Humans don’t absorb 100 percent of the drugs we consume. The pharmaceuticals that our bodies don’t use are cleared from our systems and flushed down into sewage systems, processed in water treatment plants, and finally dumped into streams and other waterways.
But an alarming number of pharmaceutical compounds aren’t filtered out during the treatment process. Research published today in Nature Communications shows that this might have an even bigger effect on stream ecosystems than anyone expected. A range of drugs used by humans were detected in Australian stream invertebrates and the spiders that eat them. The researchers have reason to worry that this will have compounding effects up the food chain – to stream predators like trout, or Australian favorite the platypus.
Pharmaceuticals that Drug Bugs
Freshwater aquatic invertebrates are foundational members of stream ecosystems worldwide. They are the tiny critters living under rocks and fallen logs, eating things like algae, leaf litter, and each other to keep the system spinning. They’re things like snails, worms, mussels, crayfish, and larvae of insects like dragonflies.
In the new research, the team, led by Erinn Richmond, then at Monash University, was interested in how much these aquatic invertebrates were absorbing chemical compounds, specifically from pharmaceuticals, that pollute rivers.
Richmond collected invertebrates from six streams in Melbourne, Australia that spanned a gradient of wastewater exposure, from highly contaminated to relatively pristine.
The team then tested the invertebrates – after sacrificing them for science, R.I.P. – for chemical compounds using a technique called Liquid Chromatography Mass Spectrometry (LC-MS). This process separates distinct chemical compounds (the LC step) and then measures each one’s ratio of mass to their ionic charge (the MS step). The latter gives a unique signature that can be used to identify different compounds.
They detected 69 different drug compounds across all the invertebrates they sampled. Every single invertebrate they tested had detectable amounts of at least one pharmaceutical – even the ones from the most pristine river they looked at.
“We were just amazed at the sheer diversity of compounds,” says Richmond. “We expected to see higher concentrations downstream of direct inputs from wastewater treatment plants, but we were very surprised to see just how many we were finding.”
Many of these aquatic invertebrates are the larvae of insects that leave the water as adults. This means they live out the rest of their lives on land where they might be eaten by terrestrial predators like spiders.
So to see if the aquatic pharmaceutical contamination would make it onto land, the scientists also tested the spiders living on the river’s edge that are known to specialize in eating the adult versions of the river-based larvae.
They found traces of 66 of the compounds in the spiders.
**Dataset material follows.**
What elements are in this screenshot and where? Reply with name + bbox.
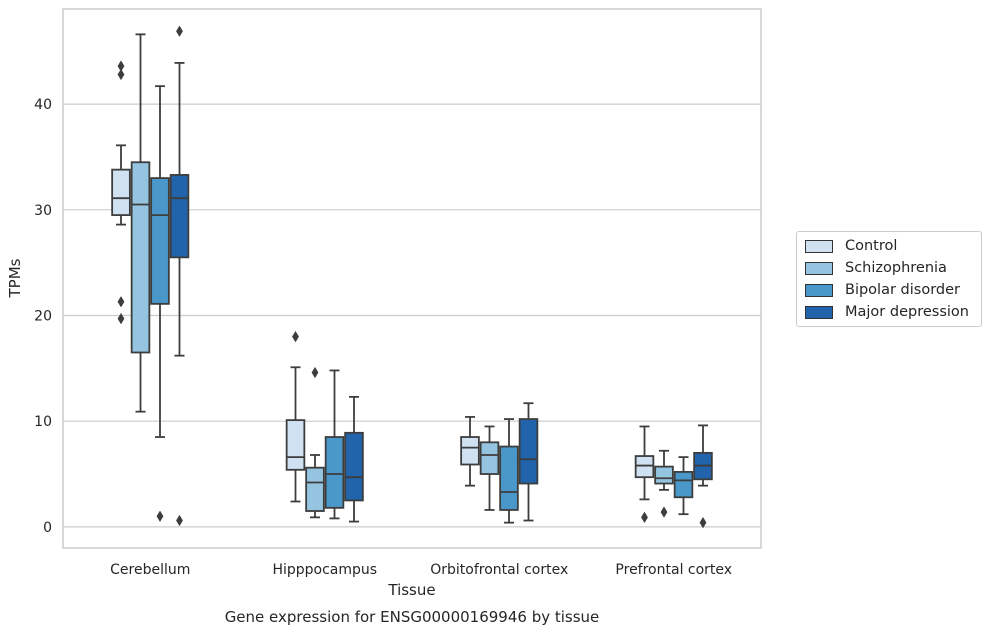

At some sites, the pharmaceutical concentrations were an order of magnitude higher than in the nearby aquatic invertebrates.
This would suggest some of these compounds are bioaccumulating, or becoming more and more concentrated as they move up the food chain. A single spider eats a lot of insects, so any time a compound has accumulated in the bodies of the insects, the spider that eats them will be exposed to substantially higher levels.
But the researchers’ results on this front were inconclusive: in their most contaminated site, pharmaceutical concentrations were lower in the spiders than in the stream invertebrates, not higher. This could simply be a sign that those spiders were eating fewer stream invertebrates than their cousins living near less polluted streams, but it’s too hard to say without a more direct test.
Regardless of the size of this contamination multiplier, it’s still clear that many of the pharmaceuticals in the streams made it up onto land.
Bugs Drugged, Platypuses Bugged
The researchers lastly considered how these pharmaceuticals might affect two predators in their Australian stream ecosystems: the non-native brown trout and the native Australian platypus. Both exclusively feed on invertebrates in the stream, so the team wanted to estimate just how much of these drugs they might be exposed to.
They crunched the numbers based on the concentrations they measured in the invertebrates and the predators’ normal eating habits. They found that the two predators are likely taking in drugs on a daily basis from at least 22 different drug classes at a rate of about 2 to 10 percent of what a human dose would be.
The notable exception was antidepressants: The scientists estimated the trout would consume almost 30 percent of a human antidepressant dose daily, while the platypus would take in closer to 50 percent. Richmond thinks this could be because of some combination of high use of the drugs and their persistence in waterways, which allows them to maintain consistently higher concentrations in the water — and in the animals.
More research is needed to confirm the extent of this problem globally and how these pharmaceutical concentrations affect the animals throughout these food webs.